David Lennan, deputy chair of Skills Exchange UK, said all local businesses can share skills with one another.
"Staff will be swapped between organisations on a seconded basis," he explained.
"All the actions to enable that to happen are within the exchange are online and available, so it's a very simple process for companies to register their membership, and put up staff profiles.
"It's something that a local employer can do by sharing skills with other local employers," added Mr Lennon
Ballymena became the first Skill Exchange hub when the scheme was unveiled on Tuesday and in the next six months three more hubs will be set up across Northern Ireland. By the end of 2013 there will be 35 Skill Exchange hubs across the UK.
That means staff will be able to travel to work opportunities across the UK, widening the possibility of employment.

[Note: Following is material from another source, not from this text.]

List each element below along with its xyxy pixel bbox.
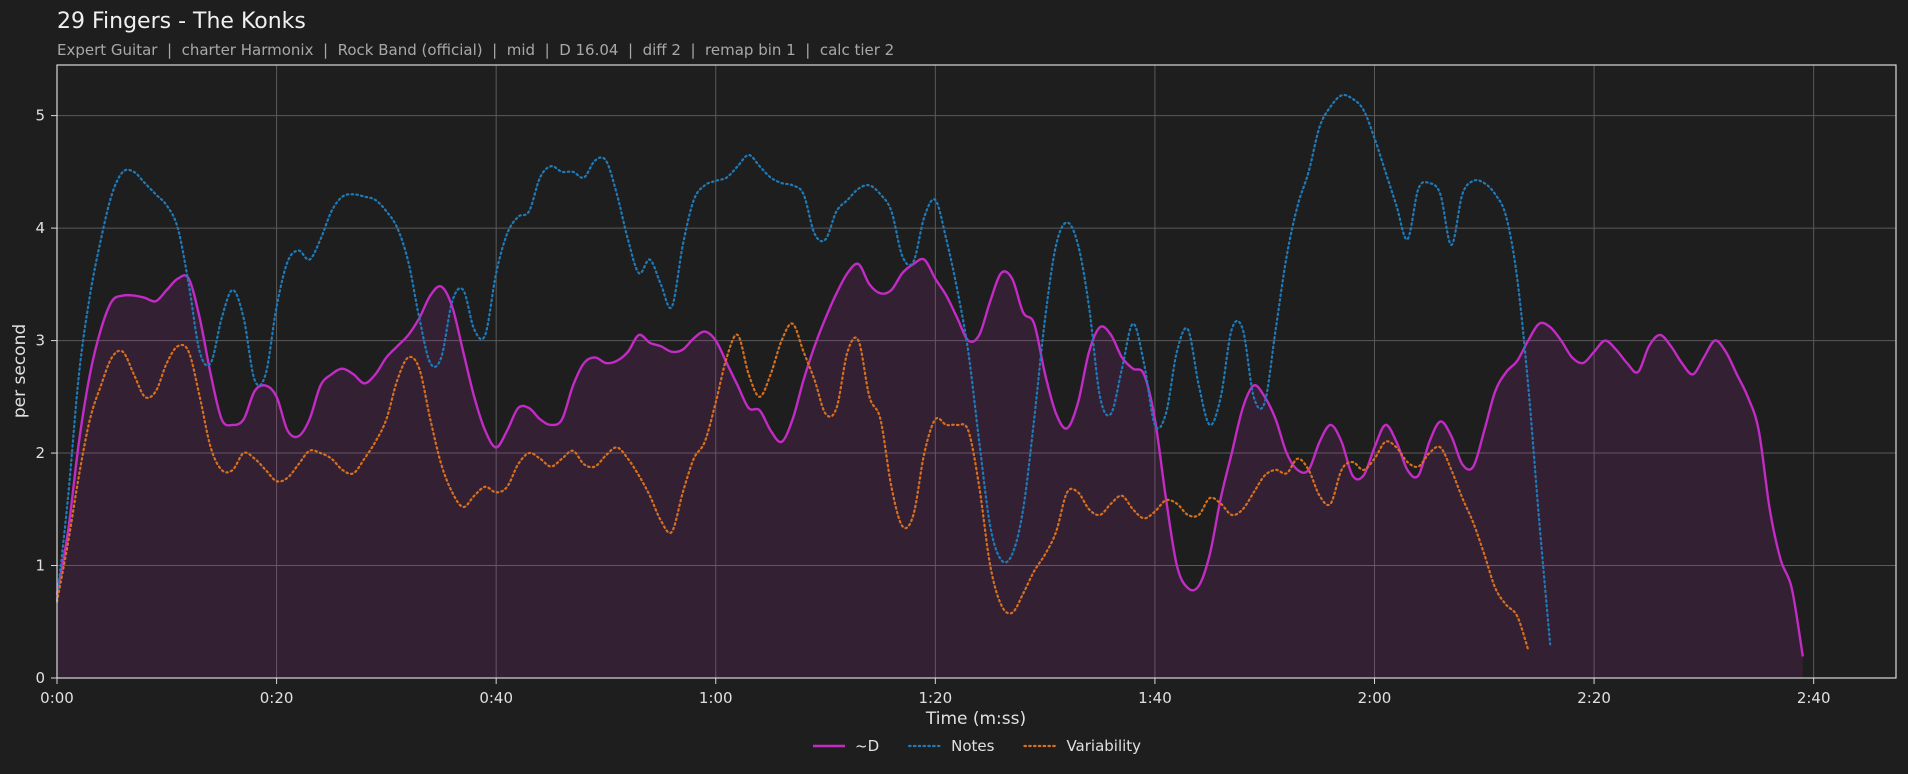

Ian Paisley, MP for North Antrim, welcomed the initiative's first hub in Ballymena, where almost 250 jobs were cut this month when building firm Patton went into administration. He said the arrival of Skill Exchange is something positive during a time of economic hardship.
"Here's an opportunity that's saying 'look, we've a huge skill base here, let's share the people around, let's build the talent and let's make sure when opportunities start to develop the skills are still there to take up the job'," he told UTV.
Michelin, Moy Park, JTI, Dunbia, Wrightbus and the Northern Regional College have funded this project in its entirety. This will allow smaller and small-medium enterprises (SMEs) and others in the area to benefit from the skills exchange free of charge.
Minister for Employment and Learning Dr Stephen Farry said the local companies should be applauded for getting behind the scheme.
"This initiative will help to retain and develop our highly valuable skilled workers. This is better for both local companies and individuals as staff can be placed into meaningful alternative work instead of facing unemployment. I look forward to seeing how this develops in Ballymena."
While Enterprise Minister Arlene Foster said she believes the Skills Exchange will provide opportunities for small organisations in the town.
"By coming together in this way, larger employers can share practical ideas and local SMEs can benefit from the secondment of highly skilled members of staff.
"Working in partnership by sharing skills and problem solving solutions that have worked for them, means larger firms can really help make a difference to their smaller peers," she added.